School of Optometry, College of Medical Sciences and Technology, Chung Shan Medical University, Taichung, Taiwan.
J Biomed Sci. 2011 Jan 28;18(1):9. doi: 10.1186/1423-0127-18-9.
Dystonia musculorum (dt) is an autosomal recessive hereditary neuropathy with a characteristic uncoordinated movement and is caused by a defect in the bullous pemphigoid antigen 1 (BPAG1) gene. The neural isoform of BPAG1 is expressed in various neurons, including those in the central and peripheral nerve systems of mice. However, most previous studies on neuronal degeneration in BPAG1-deficient mice focused on peripheral sensory neurons and only limited investigation of the autonomic system has been conducted.
In this study, patterns of nerve innervation in cutaneous and iridial tissues were examined using general neuronal marker protein gene product 9.5 via immunohistochemistry. To perform quantitative analysis of the autonomic neuronal number, neurons within the lumbar sympathetic and parasympathetic ciliary ganglia were calculated. In addition, autonomic neurons were cultured from embryonic dt/dt mutants to elucidate degenerative patterns in vitro. Distribution patterns of neuronal intermediate filaments in cultured autonomic neurons were thoroughly studied under immunocytochemistry and conventional electron microscopy.
Our immunohistochemistry results indicate that peripheral sensory nerves and autonomic innervation of sweat glands and irises dominated degeneration in dt/dt mice. Quantitative results confirmed that the number of neurons was significantly decreased in the lumbar sympathetic ganglia as well as in the parasympathetic ciliary ganglia of dt/dt mice compared with those of wild-type mice. We also observed that the neuronal intermediate filaments were aggregated abnormally in cultured autonomic neurons from dt/dt embryos.
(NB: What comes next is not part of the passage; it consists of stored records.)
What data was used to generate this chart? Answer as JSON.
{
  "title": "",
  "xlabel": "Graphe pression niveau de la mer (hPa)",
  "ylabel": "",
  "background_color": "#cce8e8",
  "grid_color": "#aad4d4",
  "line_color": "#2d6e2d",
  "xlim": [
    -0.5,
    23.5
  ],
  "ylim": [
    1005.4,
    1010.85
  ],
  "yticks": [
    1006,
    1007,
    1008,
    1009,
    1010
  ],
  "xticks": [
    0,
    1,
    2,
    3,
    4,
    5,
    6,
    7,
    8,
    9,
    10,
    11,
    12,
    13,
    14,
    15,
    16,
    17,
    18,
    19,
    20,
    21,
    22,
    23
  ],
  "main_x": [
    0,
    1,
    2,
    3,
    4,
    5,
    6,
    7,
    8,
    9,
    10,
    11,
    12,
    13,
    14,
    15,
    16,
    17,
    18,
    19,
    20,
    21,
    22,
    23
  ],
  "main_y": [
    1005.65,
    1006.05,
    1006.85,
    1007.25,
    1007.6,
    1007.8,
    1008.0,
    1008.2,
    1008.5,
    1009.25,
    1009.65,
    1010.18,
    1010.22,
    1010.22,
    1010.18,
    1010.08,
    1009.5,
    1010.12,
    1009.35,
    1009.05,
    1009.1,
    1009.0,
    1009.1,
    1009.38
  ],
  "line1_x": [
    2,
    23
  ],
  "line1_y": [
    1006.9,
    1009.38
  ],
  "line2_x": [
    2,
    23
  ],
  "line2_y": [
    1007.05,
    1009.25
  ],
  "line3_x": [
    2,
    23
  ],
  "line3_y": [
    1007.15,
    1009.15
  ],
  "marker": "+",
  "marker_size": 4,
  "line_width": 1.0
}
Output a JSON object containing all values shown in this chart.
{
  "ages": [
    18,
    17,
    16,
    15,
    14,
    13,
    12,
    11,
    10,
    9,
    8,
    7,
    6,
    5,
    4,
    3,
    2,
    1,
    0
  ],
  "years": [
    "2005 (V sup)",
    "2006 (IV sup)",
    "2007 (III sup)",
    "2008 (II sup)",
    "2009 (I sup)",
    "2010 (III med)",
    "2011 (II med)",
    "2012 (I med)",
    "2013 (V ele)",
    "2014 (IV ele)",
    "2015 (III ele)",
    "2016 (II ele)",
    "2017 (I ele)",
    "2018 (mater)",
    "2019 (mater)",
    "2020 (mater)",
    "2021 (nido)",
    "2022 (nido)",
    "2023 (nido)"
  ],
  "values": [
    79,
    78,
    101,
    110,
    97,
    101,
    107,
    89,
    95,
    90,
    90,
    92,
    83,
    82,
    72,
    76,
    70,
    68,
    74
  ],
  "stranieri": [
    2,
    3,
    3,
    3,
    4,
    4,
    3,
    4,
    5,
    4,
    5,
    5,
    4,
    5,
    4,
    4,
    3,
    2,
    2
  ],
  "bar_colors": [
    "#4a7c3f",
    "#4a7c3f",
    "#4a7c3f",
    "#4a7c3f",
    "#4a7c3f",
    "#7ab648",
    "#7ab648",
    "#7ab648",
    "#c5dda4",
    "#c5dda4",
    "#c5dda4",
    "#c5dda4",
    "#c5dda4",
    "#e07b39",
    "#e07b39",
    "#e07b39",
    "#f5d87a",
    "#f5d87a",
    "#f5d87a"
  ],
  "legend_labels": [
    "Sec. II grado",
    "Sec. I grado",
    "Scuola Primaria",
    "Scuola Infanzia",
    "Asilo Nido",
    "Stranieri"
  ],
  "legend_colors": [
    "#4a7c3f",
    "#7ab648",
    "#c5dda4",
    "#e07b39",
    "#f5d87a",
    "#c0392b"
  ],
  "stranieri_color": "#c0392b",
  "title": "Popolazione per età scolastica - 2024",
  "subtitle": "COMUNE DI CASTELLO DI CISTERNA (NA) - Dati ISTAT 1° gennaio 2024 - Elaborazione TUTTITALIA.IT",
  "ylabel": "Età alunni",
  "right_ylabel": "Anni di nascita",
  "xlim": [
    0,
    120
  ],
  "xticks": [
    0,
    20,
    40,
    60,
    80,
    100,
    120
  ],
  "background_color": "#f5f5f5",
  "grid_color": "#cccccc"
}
These results suggest that a deficiency in the cytoskeletal linker BPAG1 is responsible for dominant sensory nerve degeneration and severe autonomic degeneration in dt/dt mice. Additionally, abnormally aggregated neuronal intermediate filaments may participate in neuronal death of cultured autonomic neurons from dt/dt mutants.
肌紧张症(dt)是一种常染色体隐性遗传性神经病,其特征性运动不协调,是由大疱性类天疱疮抗原 1(BPAG1)基因缺陷引起的。BPAG1 的神经同工型在各种神经元中表达,包括小鼠中枢和周围神经系统的神经元。然而,大多数以前关于 BPAG1 缺陷型小鼠神经元变性的研究主要集中在外周感觉神经元,仅对自主神经系统进行了有限的研究。
本研究通过免疫组织化学方法,使用神经元标志物蛋白基因产物 9.5 检测皮肤和虹膜组织的神经支配模式。为了对自主神经元数量进行定量分析,计算了腰椎交感和副交感睫状神经节中的神经元。此外,从胚胎 dt/dt 突变体中培养自主神经元,以阐明体外的退行性模式。通过免疫细胞化学和常规电子显微镜,对培养的自主神经元中的神经元中间丝的分布模式进行了深入研究。
我们的免疫组织化学结果表明,外周感觉神经和自主神经支配的汗腺和虹膜在 dt/dt 小鼠中占主导地位。定量结果证实,与野生型小鼠相比,dt/dt 小鼠的腰椎交感神经节和副交感睫状神经节中的神经元数量明显减少。我们还观察到,培养的自主神经元中,神经元中间丝异常聚集。
这些结果表明,细胞骨架连接蛋白 BPAG1 的缺乏导致 dt/dt 小鼠的感觉神经退行性变和严重的自主神经退行性变。此外,异常聚集的神经元中间丝可能参与了来自 dt/dt 突变体的培养自主神经元的死亡。